I stopped right in my tracks. My heart sank to my stomach, and I stopped breathing. Be very, very quiet. This was a good sized black bear, and I had just applied a bottle’s worth of scented moisturizer all over my little body.
“You know the rules,” I said under my breath, which I repeated like a prayer. As I watched the bear forage for food with its backside turned towards me, I planned my escape route. But it was too late. The black bear turned towards me. Maybe if I close my eyes, he won’t see me. What type of reasoning is that? Then the bear took two steps and made the strangest of sounds when it opened its mouth wide and said, “Hi Honey. What’s for dinner?”
It was my husband dressed in black from head to toe. “I thought you were a bear!” Of course he had a good long laugh at my follies.

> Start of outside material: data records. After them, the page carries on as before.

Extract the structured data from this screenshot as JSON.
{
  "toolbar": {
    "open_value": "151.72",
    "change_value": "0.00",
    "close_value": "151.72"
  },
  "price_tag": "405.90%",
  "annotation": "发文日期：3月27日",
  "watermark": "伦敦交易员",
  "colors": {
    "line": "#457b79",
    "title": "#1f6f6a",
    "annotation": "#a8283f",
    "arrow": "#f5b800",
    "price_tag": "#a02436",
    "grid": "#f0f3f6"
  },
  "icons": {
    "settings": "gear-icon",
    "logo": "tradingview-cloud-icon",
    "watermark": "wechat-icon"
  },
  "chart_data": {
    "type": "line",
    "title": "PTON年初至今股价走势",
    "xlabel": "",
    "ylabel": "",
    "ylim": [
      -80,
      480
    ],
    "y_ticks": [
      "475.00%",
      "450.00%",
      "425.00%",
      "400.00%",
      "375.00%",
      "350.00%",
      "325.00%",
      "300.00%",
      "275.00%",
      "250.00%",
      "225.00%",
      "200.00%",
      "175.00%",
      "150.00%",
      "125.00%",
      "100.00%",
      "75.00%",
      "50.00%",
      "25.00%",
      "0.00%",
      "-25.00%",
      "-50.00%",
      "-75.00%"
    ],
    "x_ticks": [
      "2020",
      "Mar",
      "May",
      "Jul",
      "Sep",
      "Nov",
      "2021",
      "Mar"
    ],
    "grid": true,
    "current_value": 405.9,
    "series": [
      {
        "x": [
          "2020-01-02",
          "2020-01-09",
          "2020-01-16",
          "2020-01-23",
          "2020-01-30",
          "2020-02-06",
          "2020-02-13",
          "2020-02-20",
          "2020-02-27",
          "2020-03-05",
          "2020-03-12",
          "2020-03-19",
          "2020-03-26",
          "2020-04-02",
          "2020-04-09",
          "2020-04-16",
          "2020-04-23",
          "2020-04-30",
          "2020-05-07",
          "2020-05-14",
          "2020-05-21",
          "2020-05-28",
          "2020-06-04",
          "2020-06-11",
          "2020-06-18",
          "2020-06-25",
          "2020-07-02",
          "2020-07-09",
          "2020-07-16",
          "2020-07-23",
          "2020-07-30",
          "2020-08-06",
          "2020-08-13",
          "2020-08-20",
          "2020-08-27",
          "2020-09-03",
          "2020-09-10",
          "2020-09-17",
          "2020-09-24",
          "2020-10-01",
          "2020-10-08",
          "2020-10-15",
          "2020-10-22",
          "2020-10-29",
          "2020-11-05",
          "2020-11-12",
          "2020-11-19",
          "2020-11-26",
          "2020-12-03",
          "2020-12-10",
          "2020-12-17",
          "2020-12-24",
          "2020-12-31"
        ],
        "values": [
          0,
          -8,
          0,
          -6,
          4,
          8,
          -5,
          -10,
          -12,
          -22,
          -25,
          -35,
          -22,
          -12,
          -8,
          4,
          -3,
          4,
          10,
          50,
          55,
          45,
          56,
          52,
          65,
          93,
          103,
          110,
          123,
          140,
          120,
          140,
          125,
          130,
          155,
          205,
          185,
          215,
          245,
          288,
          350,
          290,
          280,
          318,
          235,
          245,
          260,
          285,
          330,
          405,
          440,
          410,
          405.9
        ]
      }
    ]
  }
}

Sometimes we see or hear things because something has distorted our perception. Or we choose to hear and see things in order to support our controlled narrative. Our eyes and ears can play tricks on us, if we allow them to. I have certainly jumped to conclusions before having all the facts in place. It is a humbling experience when what you thought is correct turns out to be incorrect or may not be the complete truth after all.
I think the world at large could benefit from a little more humility. It takes a certain level of maturity and composure to entertain the facts and to then present them in an unbiased manner. But this is something I am striving towards, along with making certain my husband wears clothing in a lovely shade of salmon pink while out gathering wood.